Thursday, August 15, 2013

What is psychotherapy?



Most who use that term say it is a talking cure for mental illness. This is the certainly the common understanding in the profession and with associated organizations. But just because it is common, does not make it the only or the best possible definition.

For years some of us have spoken of “spiritually-integrated psychotherapy,” accepting that common understanding of psychotherapy, but seeing a spiritual component to accompany the usual triumvirate of behavior, cognition, emotion as component parts of “mental health.” This “triumvirate” has never seemed adequate to me, just as the terms “mental health” and “mental illness” have seemed inadequate. 

There are many others whose views are that the medical model of “mental illness” is only sustainable if there is an organic cause that can be demonstrated through biologic testing by a pathologist. Otherwise it is simply a metaphor to allow psychiatry to label emotional distress as a medical disorder. A close look at the latest version of the Diagnostic and Statistical Manual, the bible of the psychiatry industry, will demonstrate the faults of the medical model.
So if, perchance, the word “psychotherapy” has, at best, a scarred root, and if “mental illness” is to be reserved for brain pathology, perhaps there is another paradigm for which the word psychotherapy could be a referent.  I propose that there is.

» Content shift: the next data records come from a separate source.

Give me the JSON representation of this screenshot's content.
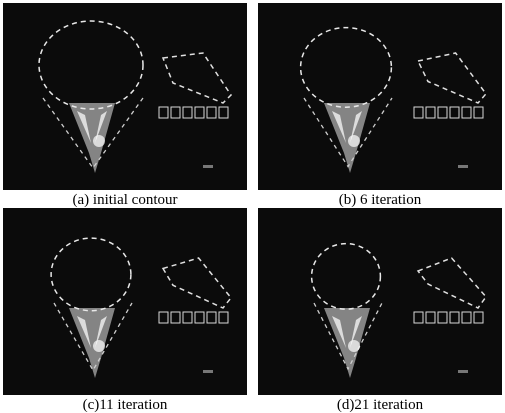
{
  "figure": {
    "panels": [
      {
        "caption": "(a) initial contour"
      },
      {
        "caption": "(b) 6 iteration"
      },
      {
        "caption": "(c)11 iteration"
      },
      {
        "caption": "(d)21 iteration"
      }
    ]
  }
}
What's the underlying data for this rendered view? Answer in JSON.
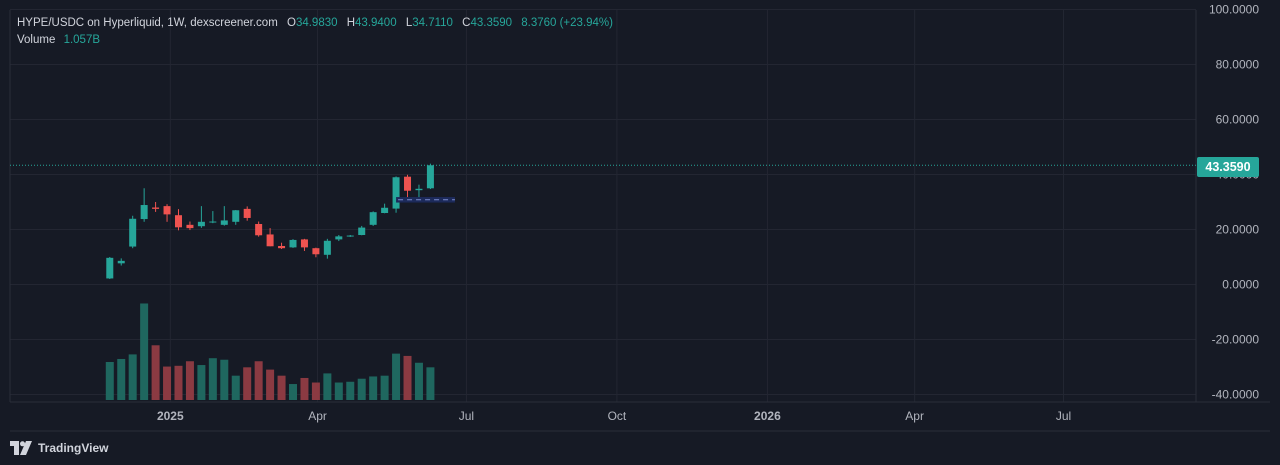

Examining the word etymologically, it derives from Greek words for “spirit” and “cure” or “repair”. In particular the story of Psyche and Eros is instructive. There are various interpretations of the story but in essence, the following are the key points—that buttress my argument.

Eros is the son of Aphrodite, whose mischievous interventions in the affairs of gods and mortals cause bonds of love to form, often illicitly. (In other versions Eros is the fourth Primordial god and had no parents.)  Psyche is a mortal, human princess of astounding beauty who has gained the ire of Aphrodite as men turned their worship from the goddess to the girl.
In her jealousy, Aphrodite commands Eros to make Psyche fall in love with the most hideous man he could find. The story gets complicated by tasks of impossible difficulty and trips to the underworld, but the upshot is that Eros and Psyche fall in love and are married in the presence of the gods.

Here is the key point. As part of their marital bliss, Psyche bestows on Eros the one thing, the one gift that he, as a god, is lacking, the human spirit. Zeus (The one who rules all of Olympus, all of the gods.) is so pleased by this that he decides to give to both Psyche and Eros, the gift of immortality—as a wedding present.

In ancient Greek, the name of Psyche became the word for the human spirit. It is literally, the breath that is unique to the human spirit and is used as such in language and literature of the time.

It would appear then that a more adequate definition of “psychotherapy” is not the “cure of mental illness” but rather “the cure or repair of the human spirit, or soul.” It is no longer valid to speak of “spiritually-integrated psychotherapy.” All psychotherapy is spiritual, at least in this sense.

This helps distinguish psychotherapy from the use of psychology to reduce human beings to “normalcy,” to make them “fit in.” Psychotherapy as truly practiced is helping people to recognize and move toward their uniqueness; toward what makes them truly human; toward the health of the human spirit.

So often, people are in emotional pain and dysfunction. At the first level, it is important to aid such a person by being attentive to their struggle and difficulty, whether that is grief, fear, anxiety, depression or something else. But psychotherapy is called to go beyond that, to help the client recognize, pursue and grapple with her own uniqueness, her spirit--her unique “ground of being.”(The concept of “Ground of being” comes from the work of Paul Tillich in his The Courage to Be.)

Only by making spirituality the center of our endeavor, can we say that we are practicing psychotherapy.